Le business des parcs d’attractions ne connaît pas la crise : comment les milliards affluent sur un marché en pleine croissance
L’annonce d’un investissement de 6 milliards d’euros par l’Arabie saoudite pour créer trois parcs d’attractions en région parisienne, dont un consacré à Dragon Ball, met en lumière un secteur économique mondial qui continue de prospérer. Ce projet a été révélé lors de la visite du prince Mohammed ben Salmane à Paris et pourrait avoir des répercussions significatives sur le marché français.

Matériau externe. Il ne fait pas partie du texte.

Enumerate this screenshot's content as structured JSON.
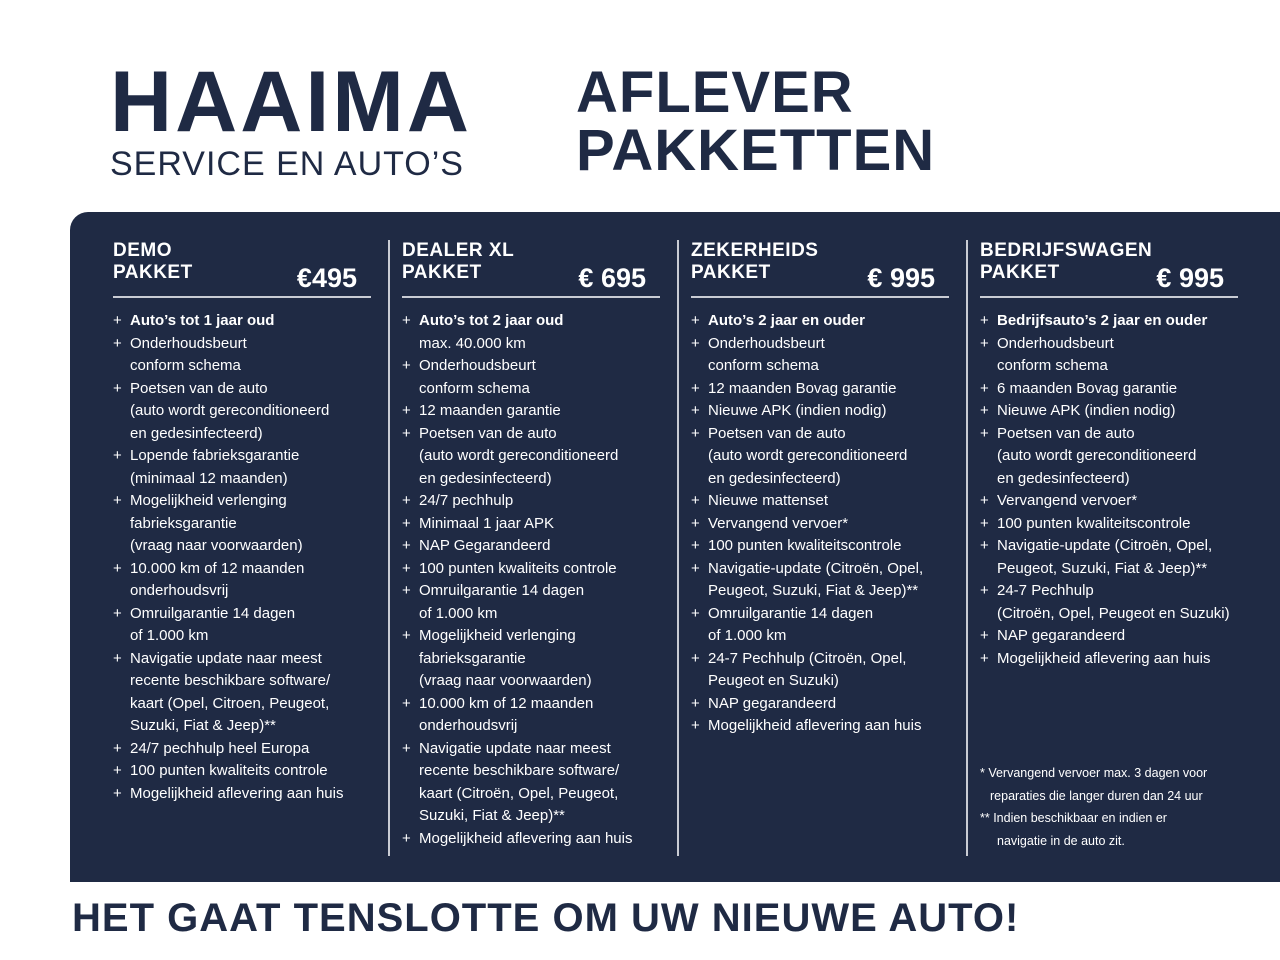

Un marché mondial en pleine expansion
Le marché mondial des parcs d’attractions est estimé à environ 84 milliards de dollars en 2026, avec des prévisions de croissance atteignant 105 milliards de dollars en 2031, soit une progression annuelle moyenne de 4,6 %. D’autres analyses anticipent une valeur de près de 190 milliards de dollars d’ici 2034, avec une forte croissance en Asie-Pacifique et une multiplication des mégaprojets au Moyen-Orient.
Les nouvelles dynamiques du secteur
Le modèle économique des parcs a évolué. Aujourd’hui, le prix d’entrée ne constitue plus que la moitié des recettes des établissements les plus performants. Les revenus proviennent également des hôtels, restaurants, boutiques et expériences premium, représentant entre 40 et 50 % du chiffre d’affaires. Les parcs se livrent donc à une compétition accrue pour attirer les visiteurs et maximiser leurs dépenses.
Disneyland Paris en tête
Disneyland Paris demeure la première destination touristique privée d’Europe, attirant environ 16 millions de visiteurs par an et générant un chiffre d’affaires de 2,68 milliards d’euros en 2025. Le Parc Astérix et le Futuroscope continuent également d’attirer des millions de visiteurs, avec respectivement 2,9 millions et 2,6 millions en 2025.
Impact potentiel du complexe saoudien
L’arrivée du complexe saoudien à Cergy-Pontoise, qui pourrait créer 22 000 emplois directs, soulève des questions sur son impact sur le marché français. Les promoteurs espèrent que ce projet attirera des flux de visiteurs déjà captés par Disneyland et le Parc Astérix, transformant Paris en une destination « multi-parcs ».
Gagnants et perdants
Cependant, tous les acteurs du secteur ne sont pas à égalité. Disneyland, avec ses marques mondialement reconnues, est moins vulnérable. En revanche, le Parc Astérix pourrait subir une pression accrue, en raison de sa proximité géographique et de son positionnement similaire. Les autres parcs, comme le Puy du Fou et le Futuroscope, semblent mieux protégés grâce à leurs identités distinctes et leur éloignement de la capitale.
Le développement du complexe saoudien pourrait ainsi accélérer la course à l’innovation et aux nouveautés dans le secteur, sans nécessairement entraîner l’effondrement des acteurs historiques.